2005 年 46 巻 1 号 p. 35-42
We have developed degenerated primers for the isolation of several fungal species catalases, based on the known catalase genes of several yeast species. Using a combination of degenerated primers and the nested polymerase chain reaction (PCR) method, we were able to obtain PCR products from Candida dubliniensis, C. tropicalis, and C. glabrata. The nucleotide sequence of the PCR products amplified showed that those fragments contained sequences homologous with the known Candida catalases, indicating the usefulness of the designed primers. We determined the nucleotide sequences of the open reading frames and respective 5' untranscribed regions of these yeasts and compared each sequence with that of the respective related species. The difference between the deduced amino acid sequence of catalase of C. dubliniensis and C. albicans was 5 in 485 amino acids.
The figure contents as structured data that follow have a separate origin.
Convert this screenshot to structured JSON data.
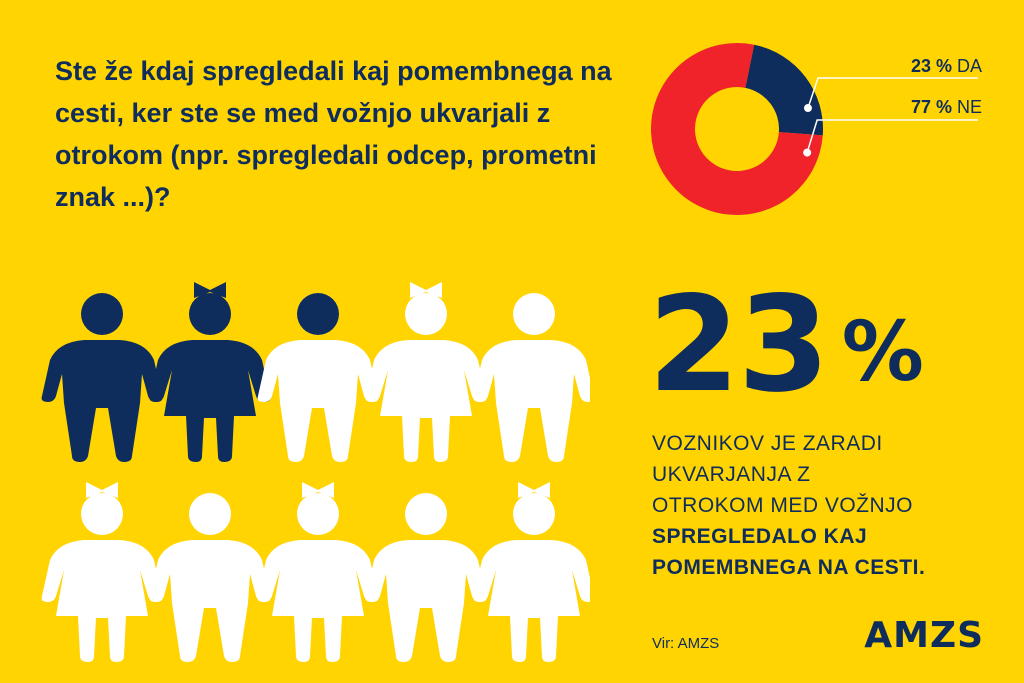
{
  "question": "Ste že kdaj spregledali kaj pomembnega na cesti, ker ste se med vožnjo ukvarjali z otrokom (npr. spregledali odcep, prometni znak ...)?",
  "colors": {
    "background": "#FFD400",
    "navy": "#0F2D5C",
    "red": "#EF2329",
    "white": "#FFFFFF"
  },
  "chart_data": [
    {
      "type": "pie",
      "style": "donut",
      "categories": [
        "DA",
        "NE"
      ],
      "values": [
        23,
        77
      ],
      "colors": [
        "#0F2D5C",
        "#EF2329"
      ],
      "labels": [
        {
          "pct": "23 %",
          "name": "DA"
        },
        {
          "pct": "77 %",
          "name": "NE"
        }
      ]
    },
    {
      "type": "pictogram",
      "total": 10,
      "rows": 2,
      "per_row": 5,
      "icons": [
        {
          "figure": "boy",
          "fill": "full"
        },
        {
          "figure": "girl",
          "fill": "full"
        },
        {
          "figure": "boy",
          "fill": 0.3
        },
        {
          "figure": "girl",
          "fill": "none"
        },
        {
          "figure": "boy",
          "fill": "none"
        },
        {
          "figure": "girl",
          "fill": "none"
        },
        {
          "figure": "boy",
          "fill": "none"
        },
        {
          "figure": "girl",
          "fill": "none"
        },
        {
          "figure": "boy",
          "fill": "none"
        },
        {
          "figure": "girl",
          "fill": "none"
        }
      ],
      "value_percent": 23
    }
  ],
  "headline": {
    "number": "23",
    "sign": "%"
  },
  "description": {
    "lines": [
      "VOZNIKOV JE ZARADI",
      "UKVARJANJA Z",
      "OTROKOM MED VOŽNJO"
    ],
    "bold_lines": [
      "SPREGLEDALO KAJ",
      "POMEMBNEGA NA CESTI."
    ]
  },
  "source": "Vir: AMZS",
  "logo": "AMZS"
}
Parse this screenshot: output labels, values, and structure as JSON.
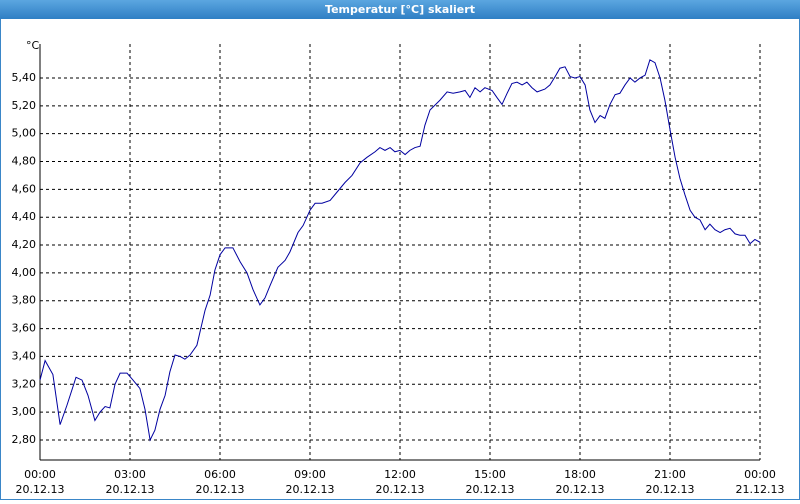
{
  "chart_data": {
    "type": "line",
    "title": "Temperatur [°C] skaliert",
    "ylabel": "°C",
    "x": [
      0,
      0.17,
      0.43,
      0.67,
      0.9,
      1.2,
      1.4,
      1.6,
      1.83,
      2,
      2.17,
      2.33,
      2.5,
      2.67,
      2.9,
      3.1,
      3.33,
      3.5,
      3.67,
      3.83,
      4,
      4.17,
      4.33,
      4.5,
      4.67,
      4.83,
      5,
      5.23,
      5.5,
      5.67,
      5.83,
      6,
      6.17,
      6.43,
      6.67,
      6.9,
      7.1,
      7.33,
      7.5,
      7.67,
      7.93,
      8.17,
      8.33,
      8.6,
      8.77,
      9,
      9.17,
      9.4,
      9.67,
      9.9,
      10.17,
      10.4,
      10.67,
      10.9,
      11.17,
      11.33,
      11.5,
      11.67,
      11.83,
      12,
      12.17,
      12.33,
      12.5,
      12.67,
      12.83,
      13,
      13.33,
      13.57,
      13.77,
      14,
      14.17,
      14.33,
      14.5,
      14.67,
      14.83,
      15.07,
      15.23,
      15.4,
      15.57,
      15.73,
      15.9,
      16.07,
      16.23,
      16.4,
      16.57,
      16.83,
      17,
      17.17,
      17.33,
      17.5,
      17.67,
      17.83,
      18,
      18.17,
      18.33,
      18.5,
      18.67,
      18.83,
      19,
      19.17,
      19.33,
      19.5,
      19.67,
      19.83,
      20,
      20.17,
      20.33,
      20.5,
      20.67,
      20.83,
      21,
      21.17,
      21.33,
      21.5,
      21.67,
      21.83,
      22,
      22.17,
      22.33,
      22.5,
      22.67,
      22.83,
      23,
      23.17,
      23.33,
      23.5,
      23.67,
      23.83,
      24
    ],
    "series": [
      {
        "color": "#0000a0",
        "values": [
          3.23,
          3.37,
          3.27,
          2.91,
          3.05,
          3.25,
          3.23,
          3.12,
          2.94,
          3.0,
          3.04,
          3.03,
          3.2,
          3.28,
          3.28,
          3.23,
          3.17,
          3.02,
          2.8,
          2.87,
          3.02,
          3.12,
          3.29,
          3.41,
          3.4,
          3.38,
          3.41,
          3.48,
          3.73,
          3.84,
          4.02,
          4.13,
          4.18,
          4.18,
          4.08,
          4.0,
          3.88,
          3.77,
          3.82,
          3.91,
          4.04,
          4.09,
          4.15,
          4.29,
          4.34,
          4.45,
          4.5,
          4.5,
          4.52,
          4.58,
          4.65,
          4.7,
          4.79,
          4.83,
          4.87,
          4.9,
          4.88,
          4.9,
          4.87,
          4.88,
          4.85,
          4.88,
          4.9,
          4.91,
          5.06,
          5.17,
          5.24,
          5.3,
          5.29,
          5.3,
          5.31,
          5.26,
          5.33,
          5.3,
          5.33,
          5.31,
          5.26,
          5.21,
          5.29,
          5.36,
          5.37,
          5.35,
          5.37,
          5.33,
          5.3,
          5.32,
          5.35,
          5.41,
          5.47,
          5.48,
          5.41,
          5.4,
          5.41,
          5.35,
          5.17,
          5.08,
          5.13,
          5.11,
          5.21,
          5.28,
          5.29,
          5.35,
          5.4,
          5.37,
          5.4,
          5.42,
          5.53,
          5.51,
          5.4,
          5.24,
          5.03,
          4.83,
          4.68,
          4.56,
          4.45,
          4.4,
          4.38,
          4.31,
          4.35,
          4.31,
          4.29,
          4.31,
          4.32,
          4.28,
          4.27,
          4.27,
          4.21,
          4.24,
          4.22
        ]
      }
    ],
    "xlim": [
      0,
      24
    ],
    "xticks": [
      {
        "value": 0,
        "label": "00:00"
      },
      {
        "value": 3,
        "label": "03:00"
      },
      {
        "value": 6,
        "label": "06:00"
      },
      {
        "value": 9,
        "label": "09:00"
      },
      {
        "value": 12,
        "label": "12:00"
      },
      {
        "value": 15,
        "label": "15:00"
      },
      {
        "value": 18,
        "label": "18:00"
      },
      {
        "value": 21,
        "label": "21:00"
      },
      {
        "value": 24,
        "label": "00:00"
      }
    ],
    "xtick_dates": [
      "20.12.13",
      "20.12.13",
      "20.12.13",
      "20.12.13",
      "20.12.13",
      "20.12.13",
      "20.12.13",
      "20.12.13",
      "21.12.13"
    ],
    "ylim": [
      2.656,
      5.644
    ],
    "yticks": [
      {
        "value": 2.8,
        "label": "2,80"
      },
      {
        "value": 3.0,
        "label": "3,00"
      },
      {
        "value": 3.2,
        "label": "3,20"
      },
      {
        "value": 3.4,
        "label": "3,40"
      },
      {
        "value": 3.6,
        "label": "3,60"
      },
      {
        "value": 3.8,
        "label": "3,80"
      },
      {
        "value": 4.0,
        "label": "4,00"
      },
      {
        "value": 4.2,
        "label": "4,20"
      },
      {
        "value": 4.4,
        "label": "4,40"
      },
      {
        "value": 4.6,
        "label": "4,60"
      },
      {
        "value": 4.8,
        "label": "4,80"
      },
      {
        "value": 5.0,
        "label": "5,00"
      },
      {
        "value": 5.2,
        "label": "5,20"
      },
      {
        "value": 5.4,
        "label": "5,40"
      }
    ],
    "grid": true
  }
}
The nucleotide sequence of C. glabrata catalase was identical to the sequence results from the genome sequence project which was recently released, whereas that of the catalase of the C. tropicalis clinical isolate was not the same as the strain Pk233, n-alkane-utilizing C. tropicalis.
The catalase activities of all the strains tested so far were activated by short-term hydrogen peroxide treatment, suggesting that common mechanisms were involved in the induction of catalase activity, although the nucleotide sequences of the 5' untranscribed region of these yeasts were diversified.